A new VAT relief will be introduced from 1 April 2026 for business donations of goods to charity which are for distribution to those in need or for use in the delivery of their charitable services.

E-invoicing

From April 2029, it will be a requirement to issue all VAT invoices in a specified electronic format. The government will work on a ‘roadmap’ towards implementation of this measure and will publish this next year.

Low value imports: customs duty

The government intends to remove the customs duty relief on goods imported into the UK valued at £135 or less, making them subject to customs duty from March 2029 at the latest, and is consulting on implementing a new set of customs arrangements for these goods.

Property Taxation

Mansion tax

The High Value Council Tax Surcharge (HVCTS) is a new charge on owners of residential property in England worth £2 million or more (in 2026), which will take effect in April 2028.

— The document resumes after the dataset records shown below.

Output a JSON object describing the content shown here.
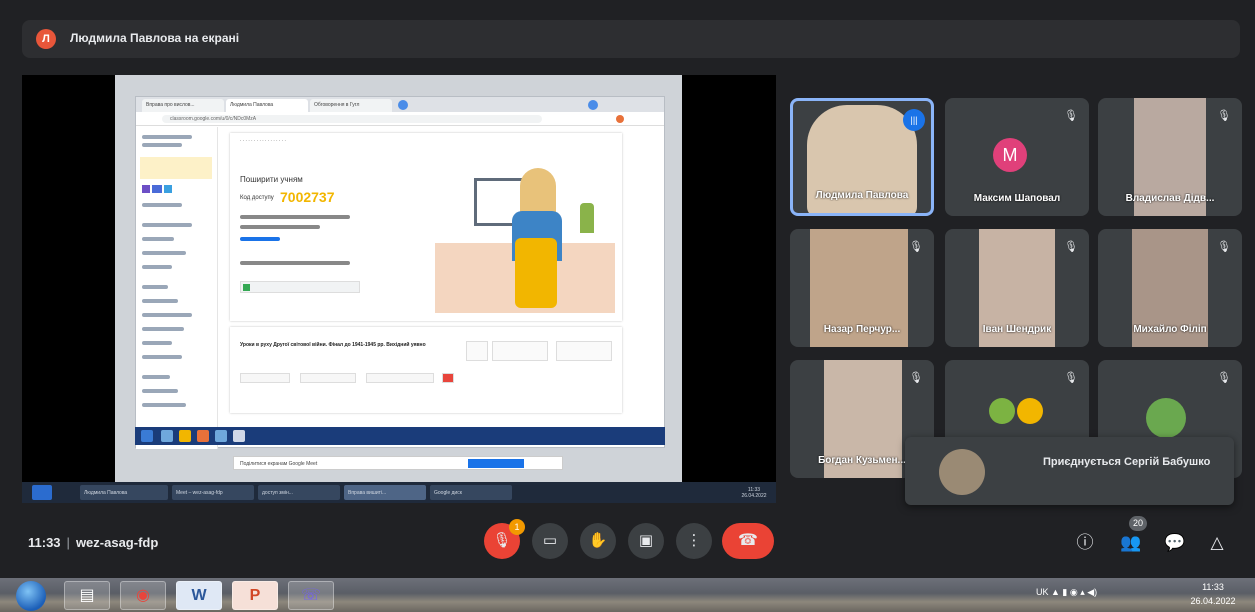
{
  "banner": {
    "avatar_letter": "Л",
    "text": "Людмила Павлова на екрані"
  },
  "shared_screen": {
    "tabs": [
      "Вправа про вислов...",
      "Людмила Павлова",
      "Обговорення в Гугл"
    ],
    "address": "classroom.google.com/u/0/c/NDc0MzA",
    "invite_title": "Поширити учням",
    "code_label": "Код доступу",
    "class_code": "7002737",
    "assignment_title": "Уроки в руху Другої світової війни. Фінал до 1941-1945 рр. Вихідний уявно",
    "notification": "Поділитися екранaм Google Meet",
    "notification_button": "Більше не показувати",
    "taskbar_items": [
      "Людмила Павлова",
      "Meet – wez-asag-fdp",
      "доступ змін...",
      "Вправа вишиті...",
      "Google диск"
    ],
    "clock_time": "11:33",
    "clock_date": "26.04.2022"
  },
  "participants": [
    {
      "name": "Людмила Павлова",
      "speaking": true
    },
    {
      "name": "Максим Шаповал",
      "letter": "M"
    },
    {
      "name": "Владислав Дідв..."
    },
    {
      "name": "Назар Перчур..."
    },
    {
      "name": "Іван Шендрик"
    },
    {
      "name": "Михайло Філіп"
    },
    {
      "name": "Богдан Кузьмен..."
    },
    {
      "name": ""
    },
    {
      "name": ""
    }
  ],
  "toast": {
    "text": "Приєднується Сергій Бабушко"
  },
  "meeting": {
    "time": "11:33",
    "code": "wez-asag-fdp",
    "people_count": "20",
    "raise_hand_badge": "1"
  },
  "icons": {
    "mic": "mic-off-icon",
    "camera": "camera-icon",
    "hand": "raise-hand-icon",
    "present": "present-icon",
    "more": "more-icon",
    "end": "end-call-icon",
    "info": "info-icon",
    "people": "people-icon",
    "chat": "chat-icon",
    "activities": "activities-icon"
  },
  "colors": {
    "meet_bg": "#202124",
    "tile_bg": "#3c4043",
    "end_call": "#ea4335",
    "speaking": "#8ab4f8",
    "code": "#f2b600"
  },
  "taskbar": {
    "apps": [
      "Explorer",
      "Chrome",
      "Word",
      "PowerPoint",
      "Viber"
    ],
    "app_glyphs": [
      "▤",
      "◉",
      "W",
      "P",
      "☏"
    ],
    "tray": "UK",
    "time": "11:33",
    "date": "26.04.2022"
  }
}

Homeowners, rather than occupiers, will be liable to the surcharge and will continue to pay their existing Council Tax alongside the surcharge. The surcharge will be £2,500 for properties between £2 million and £2.5 million and rises to £7,500 for properties above £5 million.

The Valuation Office will conduct a targeted valuation exercise to identify properties above £2 million. Revaluations will be conducted every five years.

Other measures

Making Tax Digital for Income Tax (MTD IT)

The requirement to file tax returns using MTD IT will come into effect from 6 April 2026.

Initially affected will be those with annual income from a sole trader business or property, or both together, of £50,000. This will drop to £30,000 from 6 April 2027, and to those with incomes over £20,000 by the end of the Parliament.

Late submission penalties will not apply for quarterly updates during the 2026/27 tax year. The new penalty regime for late submission and late payment will apply to all self-assessment taxpayers not already due to join the new system from 6 April 2027.

The government will also increase the penalties due for late payment of self-assessment income tax and VAT from 1 April 2027.

Fuel duty

Fuel duty was frozen, and the 5p cut beyond March 2026 was retained. It will now be reversed in stages between 1 September 2026 and 1 March 2027. Inflationary increases in the duty are planned to resume in April 2027.

Electric Vehicle Excise Duty

The government is introducing Electric Vehicle Excise Duty (eVED), a new mileage charge for electric and plug-in hybrid cars, with effect from April 2028. Drivers will pay for their mileage on a per-mile basis alongside their existing Vehicle Excise Duty.

Electric cars will pay half the equivalent fuel duty rate for petrol and diesel cars, and plug-in hybrid cars will pay a reduced rate equivalent to half of the electric car rate.

National Living Wage (NLW)

From 1 April 2026, the NLW which applies to those aged 21 or over will rise from £12.21 per hour to £12.71. There are also increases to the rates that apply to workers aged 18 to 20 (£10.85) and under 18s and apprentices (£8.00).